Question about cocoa?

this is 'SWISS MISS' we're talking about- real nice. its like drinking a chocolate bar
i've heard some rumors..

what do the makers of it mean by 'cocoa (processed with alkai)?

3 thoughts on “Question about cocoa?

  1. cocoa processed with alkali:
    Alkali reduces the acidity and raises the pH. The alkali brings out richer brown or red notes.

    Make this your best answer!!!

  2. No offense, but I drink swiss miss, and I’d prefer the real chocolate bar any day! But the hot chocolate from the convenience store in town is really good! That’s almost like drinking a chocolate bar!

    But if you want the alkai answer, guess you’d better pick the first guy…

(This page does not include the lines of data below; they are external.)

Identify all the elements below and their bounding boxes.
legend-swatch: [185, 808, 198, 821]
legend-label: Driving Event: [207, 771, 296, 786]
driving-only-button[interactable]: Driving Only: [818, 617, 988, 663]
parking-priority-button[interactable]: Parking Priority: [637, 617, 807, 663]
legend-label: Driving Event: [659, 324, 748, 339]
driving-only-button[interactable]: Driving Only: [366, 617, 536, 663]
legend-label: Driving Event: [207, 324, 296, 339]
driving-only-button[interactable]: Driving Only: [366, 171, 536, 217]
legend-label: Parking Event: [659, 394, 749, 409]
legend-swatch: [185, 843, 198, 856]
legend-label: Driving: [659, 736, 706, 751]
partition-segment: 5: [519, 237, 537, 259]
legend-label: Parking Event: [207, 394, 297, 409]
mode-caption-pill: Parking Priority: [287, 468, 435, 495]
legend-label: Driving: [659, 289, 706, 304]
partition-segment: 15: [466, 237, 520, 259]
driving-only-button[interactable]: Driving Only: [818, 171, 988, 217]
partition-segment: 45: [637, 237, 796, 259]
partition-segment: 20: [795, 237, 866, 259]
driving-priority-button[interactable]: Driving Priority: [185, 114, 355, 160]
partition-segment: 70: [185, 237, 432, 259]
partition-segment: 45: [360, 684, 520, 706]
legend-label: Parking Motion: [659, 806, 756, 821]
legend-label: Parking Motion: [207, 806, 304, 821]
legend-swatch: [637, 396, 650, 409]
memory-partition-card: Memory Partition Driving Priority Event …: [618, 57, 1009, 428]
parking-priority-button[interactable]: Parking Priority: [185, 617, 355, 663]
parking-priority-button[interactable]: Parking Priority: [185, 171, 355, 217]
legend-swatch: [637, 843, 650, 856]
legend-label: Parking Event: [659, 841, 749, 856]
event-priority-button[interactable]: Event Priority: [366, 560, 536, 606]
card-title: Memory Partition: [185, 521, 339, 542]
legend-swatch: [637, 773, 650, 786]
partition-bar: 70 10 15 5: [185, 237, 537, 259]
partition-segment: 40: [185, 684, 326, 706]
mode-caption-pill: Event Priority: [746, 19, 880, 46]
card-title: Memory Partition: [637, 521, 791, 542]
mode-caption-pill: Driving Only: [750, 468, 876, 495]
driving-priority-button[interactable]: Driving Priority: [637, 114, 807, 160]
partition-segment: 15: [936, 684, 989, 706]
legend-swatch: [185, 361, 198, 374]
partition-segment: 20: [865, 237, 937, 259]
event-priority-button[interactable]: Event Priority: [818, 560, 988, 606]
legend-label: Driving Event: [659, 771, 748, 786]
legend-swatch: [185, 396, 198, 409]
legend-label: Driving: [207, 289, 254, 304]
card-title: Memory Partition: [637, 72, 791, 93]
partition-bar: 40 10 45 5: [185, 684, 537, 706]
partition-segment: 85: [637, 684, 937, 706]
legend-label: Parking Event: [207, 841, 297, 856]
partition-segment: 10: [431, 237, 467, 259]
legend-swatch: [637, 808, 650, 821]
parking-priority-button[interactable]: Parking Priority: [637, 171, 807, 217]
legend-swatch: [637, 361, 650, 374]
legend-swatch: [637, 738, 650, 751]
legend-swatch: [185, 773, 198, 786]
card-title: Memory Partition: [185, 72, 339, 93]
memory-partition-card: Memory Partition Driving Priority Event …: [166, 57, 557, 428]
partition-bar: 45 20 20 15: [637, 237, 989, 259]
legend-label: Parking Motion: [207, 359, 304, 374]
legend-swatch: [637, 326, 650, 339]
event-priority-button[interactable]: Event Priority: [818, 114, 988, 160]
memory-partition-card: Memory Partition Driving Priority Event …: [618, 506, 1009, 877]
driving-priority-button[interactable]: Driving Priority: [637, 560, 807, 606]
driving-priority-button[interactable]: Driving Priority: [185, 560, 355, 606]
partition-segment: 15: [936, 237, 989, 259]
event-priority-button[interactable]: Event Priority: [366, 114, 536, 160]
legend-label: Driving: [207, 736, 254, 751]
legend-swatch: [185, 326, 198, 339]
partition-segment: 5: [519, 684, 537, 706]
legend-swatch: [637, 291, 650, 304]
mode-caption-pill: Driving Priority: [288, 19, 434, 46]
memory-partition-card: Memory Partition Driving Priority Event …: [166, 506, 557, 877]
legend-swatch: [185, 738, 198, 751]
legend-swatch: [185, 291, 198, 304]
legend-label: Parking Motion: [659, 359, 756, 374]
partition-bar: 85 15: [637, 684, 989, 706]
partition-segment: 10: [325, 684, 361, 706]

  3. Natural cocoa is more acid and has a lighter color.
    Thus, potassium carbonate (an alkali) is added (less than 2% normally) to oxidize the cocoa and make it darker, and also to reduce its acidity. It makes also the powder slightly more soluble than the natural one.
    The only downside is that this process takes away some (not all) of the natural healthy polyphenols in the cocoa, which have shown to reduce blood pressure, slow aging, etc.
    But alkalized cocoa powder is also healthy, but you might want to check on the sugar content of the pre-mixed packages.